The Central Bank of Nigeria on Monday injected another $210m into various segments of the inter-bank foreign exchange market.
This came on the heels of the regulator’s $304.4m Retail Secondary Market Intervention sales in the inter-bank forex market on Friday.
Despite this, the naira closed at 364/dollar at the parallel market on Monday, the same rate the United States greenback traded against the local unit on Friday.
At Monday’s trading, the CBN offered the sum of $100m as wholesale interventions and allocated the sum of $55m to the Small and Medium Enterprises forex window.
Customers requiring forex for Business/Personal Travel Allowances, tuition and medical fees, among others, equally got an allocation of $55m.
The Acting Director, Corporate Communications, CBN, Mr. Isaac Okorafor, confirmed the sales, reiterating that the bank would sustain its interventions in the foreign exchange market.
He expressed optimism that the value of the naira would continue to spike in the face of accretion to the foreign reserves and the attendant reduction in the country’s import bill.
While also attributing the stability in the market to the bank’s transparency and cooperation of authorised dealers, he urged all dealers to continue to play by the rule, as the CBN would not hesitate to sanction any erring bank or dealer.

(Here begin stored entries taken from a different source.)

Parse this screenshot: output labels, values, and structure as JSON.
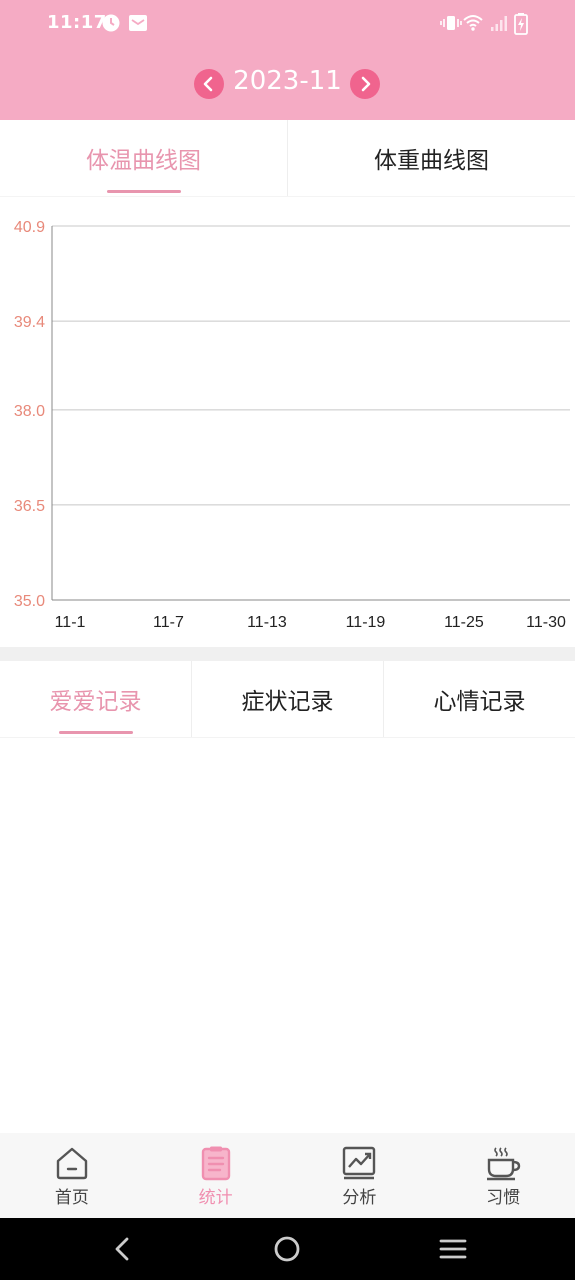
{
  "status_bar": {
    "time": "11:17",
    "icons": [
      "clock-icon",
      "mail-icon",
      "vibrate-icon",
      "wifi-icon",
      "signal-icon",
      "battery-icon"
    ]
  },
  "header": {
    "month": "2023-11",
    "prev_icon": "chevron-left-icon",
    "next_icon": "chevron-right-icon",
    "background_color": "#f5abc4",
    "button_color": "#f0648e"
  },
  "chart_tabs": [
    {
      "label": "体温曲线图",
      "active": true
    },
    {
      "label": "体重曲线图",
      "active": false
    }
  ],
  "chart_data": {
    "type": "line",
    "title": "",
    "xlabel": "",
    "ylabel": "",
    "x_ticks": [
      "11-1",
      "11-7",
      "11-13",
      "11-19",
      "11-25",
      "11-30"
    ],
    "y_ticks": [
      "40.9",
      "39.4",
      "38.0",
      "36.5",
      "35.0"
    ],
    "ylim": [
      35.0,
      40.9
    ],
    "series": [],
    "grid": true,
    "y_tick_color": "#e8897a"
  },
  "record_tabs": [
    {
      "label": "爱爱记录",
      "active": true
    },
    {
      "label": "症状记录",
      "active": false
    },
    {
      "label": "心情记录",
      "active": false
    }
  ],
  "accent_color": "#e895ae",
  "bottom_nav": [
    {
      "label": "首页",
      "icon": "home-icon",
      "active": false
    },
    {
      "label": "统计",
      "icon": "clipboard-icon",
      "active": true
    },
    {
      "label": "分析",
      "icon": "analysis-chart-icon",
      "active": false
    },
    {
      "label": "习惯",
      "icon": "coffee-cup-icon",
      "active": false
    }
  ],
  "system_nav": [
    "back-icon",
    "home-circle-icon",
    "menu-icon"
  ]
}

Friday’s sales were in favour of interests in the agricultural, airlines, petroleum products, raw materials and machinery sectors.
Meanwhile, the naira is expected to edge up this week due to tepid dollar demand.

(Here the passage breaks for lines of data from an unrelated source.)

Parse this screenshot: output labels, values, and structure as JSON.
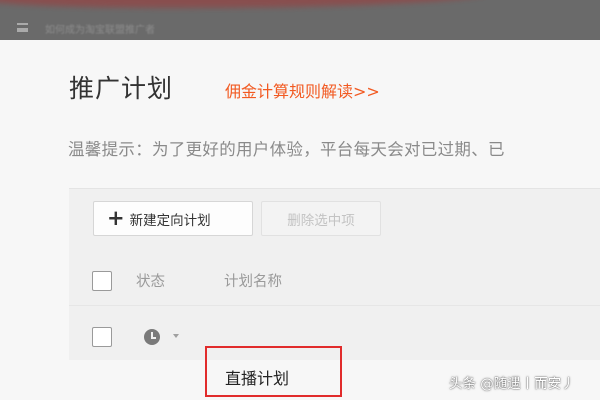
{
  "header": {
    "notice_text": "如何成为淘宝联盟推广者"
  },
  "page": {
    "title": "推广计划",
    "rule_link": "佣金计算规则解读>>",
    "tip": "温馨提示：为了更好的用户体验，平台每天会对已过期、已"
  },
  "toolbar": {
    "new_plan_label": "新建定向计划",
    "delete_selected_label": "删除选中项"
  },
  "table": {
    "columns": [
      "状态",
      "计划名称"
    ],
    "rows": [
      {
        "status_icon": "clock-icon",
        "name": "直播计划"
      }
    ]
  },
  "watermark": "头条 @随遇丨而安丿",
  "colors": {
    "accent_link": "#f25a22",
    "highlight_border": "#e12b2b"
  }
}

Foreign exchange traders said the naira could firm to 359, as exports fuelled by rising oil prices pick up and offshore investors chase local assets in search of yields, Reuters reported.
On the official market, the naira was quoted at 305.60, supported by the CBN’s regular intervention.
Vice-President Yemi Osinbajo had last Thursday said that a weaker US dollar did not necessarily hurt Nigeria as an oil-producing nation.
The comments by Yemi Osinbajo were made after United States Treasury Secretary Steven Mnuchin welcomed a weaker dollar, saying it benefited the US trade balances in the short term.
“A weaker dollar doesn’t necessarily hurt Nigeria,” said Osinbajo, speaking at the World Economic Forum in Davos.
“We are concerned most about ensuring that we are able to make our own exports cheaper and we working on all of that. Our major concern is how to make ourselves more competitive,” he added.
The welcoming of a weakened dollar, seen by markets as a departure from the usual US currency policy, has been seen as an indication that President Donald Trump is stepping up his attack on China and other big trading partners as part of his America First agenda.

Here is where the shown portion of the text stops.